Paris Match dergisinin “en sonunda Ken Loach’ımızı bulduk” diyerek gönderme yaptığı Abdüllatif Keşiş Tunus’ta doğmuş, 6 yaşındayken ailesiyle beraber Nice’e taşınmış, 2013 yılında Cannes Film Festivali’nin tartışmalı filmi La vie d'Adèle / Blue Is the Warmest Colour / Adèle’in Yaşamı filmiyle Altın Palmiye’yi kazanırken epey kendisinden söz ettirmiş bir yönetmen. Kendisi de göçmen asıllı olduğu için Le Graine et Le Mulet / The Grain and the Mullet / Balıklı Kuskus filminde, melez evliliklerle çok uluslu büyük bir aileye dönüşen Arap asıllı ailenin kültürlerarası gidiş gelişlerini çok hoş bir dille anlatmış.

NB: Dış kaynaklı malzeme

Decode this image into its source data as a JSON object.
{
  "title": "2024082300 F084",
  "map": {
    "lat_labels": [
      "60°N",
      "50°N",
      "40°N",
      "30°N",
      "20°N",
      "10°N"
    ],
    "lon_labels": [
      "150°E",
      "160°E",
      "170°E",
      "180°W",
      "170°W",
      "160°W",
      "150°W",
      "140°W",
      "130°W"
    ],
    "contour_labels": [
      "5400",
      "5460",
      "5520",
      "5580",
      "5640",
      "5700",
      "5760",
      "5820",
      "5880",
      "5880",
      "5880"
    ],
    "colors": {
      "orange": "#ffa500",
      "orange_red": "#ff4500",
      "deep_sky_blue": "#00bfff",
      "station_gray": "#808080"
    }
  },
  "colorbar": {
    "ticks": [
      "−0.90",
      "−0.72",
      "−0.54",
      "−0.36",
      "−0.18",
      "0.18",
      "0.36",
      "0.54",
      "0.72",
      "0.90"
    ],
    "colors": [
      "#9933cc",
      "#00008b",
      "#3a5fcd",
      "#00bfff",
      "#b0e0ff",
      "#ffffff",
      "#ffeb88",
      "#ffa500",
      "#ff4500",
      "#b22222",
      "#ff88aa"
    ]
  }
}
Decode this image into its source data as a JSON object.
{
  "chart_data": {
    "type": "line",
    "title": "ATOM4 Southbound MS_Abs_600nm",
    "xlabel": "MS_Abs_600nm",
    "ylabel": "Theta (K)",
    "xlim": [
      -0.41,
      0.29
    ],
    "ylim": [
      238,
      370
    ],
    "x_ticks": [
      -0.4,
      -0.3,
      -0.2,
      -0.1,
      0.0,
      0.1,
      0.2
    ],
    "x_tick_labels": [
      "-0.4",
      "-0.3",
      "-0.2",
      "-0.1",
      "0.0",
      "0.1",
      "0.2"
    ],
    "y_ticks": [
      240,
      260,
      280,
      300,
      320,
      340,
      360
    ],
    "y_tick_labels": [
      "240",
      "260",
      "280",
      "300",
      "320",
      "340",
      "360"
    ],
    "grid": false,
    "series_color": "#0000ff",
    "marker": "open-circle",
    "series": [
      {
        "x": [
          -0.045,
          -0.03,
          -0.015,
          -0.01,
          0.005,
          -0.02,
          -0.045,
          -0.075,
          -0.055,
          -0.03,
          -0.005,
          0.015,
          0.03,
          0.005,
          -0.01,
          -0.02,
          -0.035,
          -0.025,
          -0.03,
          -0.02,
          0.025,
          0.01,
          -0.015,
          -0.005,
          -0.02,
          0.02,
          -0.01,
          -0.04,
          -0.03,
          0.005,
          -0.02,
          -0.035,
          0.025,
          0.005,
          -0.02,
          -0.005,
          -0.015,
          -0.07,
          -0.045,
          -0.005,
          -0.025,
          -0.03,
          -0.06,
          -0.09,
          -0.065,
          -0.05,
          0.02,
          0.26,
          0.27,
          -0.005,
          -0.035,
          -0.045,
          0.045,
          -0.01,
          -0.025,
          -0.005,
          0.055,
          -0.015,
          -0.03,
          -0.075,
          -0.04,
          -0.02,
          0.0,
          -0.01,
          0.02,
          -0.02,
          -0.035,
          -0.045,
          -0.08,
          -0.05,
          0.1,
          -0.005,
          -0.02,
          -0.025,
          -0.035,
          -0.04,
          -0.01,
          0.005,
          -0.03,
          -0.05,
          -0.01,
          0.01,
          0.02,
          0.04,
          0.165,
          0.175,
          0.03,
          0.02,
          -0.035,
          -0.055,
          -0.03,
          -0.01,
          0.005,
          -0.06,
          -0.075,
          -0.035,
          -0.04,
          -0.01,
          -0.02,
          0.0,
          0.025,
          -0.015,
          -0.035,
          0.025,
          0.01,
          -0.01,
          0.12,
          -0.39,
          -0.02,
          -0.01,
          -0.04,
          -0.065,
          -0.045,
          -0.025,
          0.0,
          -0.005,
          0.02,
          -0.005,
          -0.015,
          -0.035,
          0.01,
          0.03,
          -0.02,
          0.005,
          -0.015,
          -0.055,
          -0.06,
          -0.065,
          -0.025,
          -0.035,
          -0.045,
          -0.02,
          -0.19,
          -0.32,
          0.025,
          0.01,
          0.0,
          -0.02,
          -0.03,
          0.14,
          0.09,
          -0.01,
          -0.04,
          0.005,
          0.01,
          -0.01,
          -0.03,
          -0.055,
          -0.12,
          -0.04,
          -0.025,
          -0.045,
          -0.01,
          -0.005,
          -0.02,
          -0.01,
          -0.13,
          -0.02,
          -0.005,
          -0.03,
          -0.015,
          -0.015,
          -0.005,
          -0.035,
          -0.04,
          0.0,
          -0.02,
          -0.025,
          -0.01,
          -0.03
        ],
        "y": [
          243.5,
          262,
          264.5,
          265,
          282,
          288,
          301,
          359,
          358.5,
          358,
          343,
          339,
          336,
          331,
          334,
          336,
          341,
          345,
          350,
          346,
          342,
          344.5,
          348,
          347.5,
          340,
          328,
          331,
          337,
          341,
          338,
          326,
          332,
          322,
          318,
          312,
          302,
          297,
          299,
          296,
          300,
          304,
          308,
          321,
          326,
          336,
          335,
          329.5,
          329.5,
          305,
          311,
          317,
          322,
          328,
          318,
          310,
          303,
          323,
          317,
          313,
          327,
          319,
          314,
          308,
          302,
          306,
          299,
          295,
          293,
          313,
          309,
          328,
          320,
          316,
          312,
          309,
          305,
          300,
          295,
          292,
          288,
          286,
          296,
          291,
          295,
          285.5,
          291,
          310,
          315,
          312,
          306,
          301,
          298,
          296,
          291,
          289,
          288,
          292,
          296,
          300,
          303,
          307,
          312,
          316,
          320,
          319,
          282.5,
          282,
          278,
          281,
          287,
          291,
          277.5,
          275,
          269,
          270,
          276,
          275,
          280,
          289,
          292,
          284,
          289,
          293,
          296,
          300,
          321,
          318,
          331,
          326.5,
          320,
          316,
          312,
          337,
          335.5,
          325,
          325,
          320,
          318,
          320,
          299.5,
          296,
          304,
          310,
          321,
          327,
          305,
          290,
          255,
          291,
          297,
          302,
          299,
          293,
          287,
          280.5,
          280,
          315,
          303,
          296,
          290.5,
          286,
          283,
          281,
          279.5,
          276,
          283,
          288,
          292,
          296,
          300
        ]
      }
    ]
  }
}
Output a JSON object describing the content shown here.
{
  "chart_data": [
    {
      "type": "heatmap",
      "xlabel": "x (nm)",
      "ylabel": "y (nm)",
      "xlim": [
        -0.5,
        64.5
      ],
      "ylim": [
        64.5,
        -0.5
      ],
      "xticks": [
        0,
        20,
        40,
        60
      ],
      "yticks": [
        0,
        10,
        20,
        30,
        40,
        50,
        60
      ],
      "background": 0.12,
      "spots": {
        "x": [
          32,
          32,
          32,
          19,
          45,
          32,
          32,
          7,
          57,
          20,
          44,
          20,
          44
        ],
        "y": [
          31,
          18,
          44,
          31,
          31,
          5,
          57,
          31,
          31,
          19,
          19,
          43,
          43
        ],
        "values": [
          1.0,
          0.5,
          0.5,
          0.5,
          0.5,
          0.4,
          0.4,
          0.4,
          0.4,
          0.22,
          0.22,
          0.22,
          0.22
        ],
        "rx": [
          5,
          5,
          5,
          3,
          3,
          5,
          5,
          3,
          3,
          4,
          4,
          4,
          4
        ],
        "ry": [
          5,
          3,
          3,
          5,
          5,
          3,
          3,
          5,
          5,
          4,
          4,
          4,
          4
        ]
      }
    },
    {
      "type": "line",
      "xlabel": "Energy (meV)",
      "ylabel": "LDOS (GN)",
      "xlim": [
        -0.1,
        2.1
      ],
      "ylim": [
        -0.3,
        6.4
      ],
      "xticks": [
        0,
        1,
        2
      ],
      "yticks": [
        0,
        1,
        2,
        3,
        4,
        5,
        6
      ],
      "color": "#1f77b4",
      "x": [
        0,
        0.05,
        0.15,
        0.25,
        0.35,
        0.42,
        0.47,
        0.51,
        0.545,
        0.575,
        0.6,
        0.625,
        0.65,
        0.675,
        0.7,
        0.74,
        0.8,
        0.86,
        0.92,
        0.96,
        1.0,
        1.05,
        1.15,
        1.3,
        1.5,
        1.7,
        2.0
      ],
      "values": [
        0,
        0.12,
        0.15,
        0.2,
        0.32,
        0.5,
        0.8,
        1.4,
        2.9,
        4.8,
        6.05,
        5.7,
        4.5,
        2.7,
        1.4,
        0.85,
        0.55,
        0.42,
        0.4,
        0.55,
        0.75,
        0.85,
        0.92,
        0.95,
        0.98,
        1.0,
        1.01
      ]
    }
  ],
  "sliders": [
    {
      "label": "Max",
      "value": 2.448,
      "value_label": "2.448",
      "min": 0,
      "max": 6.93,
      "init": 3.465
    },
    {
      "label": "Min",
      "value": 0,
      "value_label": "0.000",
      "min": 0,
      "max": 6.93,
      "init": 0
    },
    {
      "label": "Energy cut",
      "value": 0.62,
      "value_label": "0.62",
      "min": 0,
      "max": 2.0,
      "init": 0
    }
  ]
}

Le Graine et Le Mulet / The Grain and the Mullet / Balıklı Kuskus filmini çok samimi bulduğumu söyleyerek yönetmenin tartışmalı filmi La vie d'Adèle / Blue Is the Warmest Colour / Adèle’in Yaşamı filmini sabırsızlıkla beklediğimi belirterek noktalıyorum günce notlarımı.
Balıklı kuskus demişken, bu yemeğin hazırlık aşamaları filmde çok ama çok güzel fakat aynı şeyi Arap – Fransız ve de melez çocuklarla bezeli ailenin bireylerinin, uzun ve keyifli Pazar öğle yemeği masasında, bu yemeği yerken geçen dakikaları için söyleyemeceğim. “Ağzımızda lokma varken konuşmamalıyız” sözünü hiç duymamış bu ailenin bireyleri!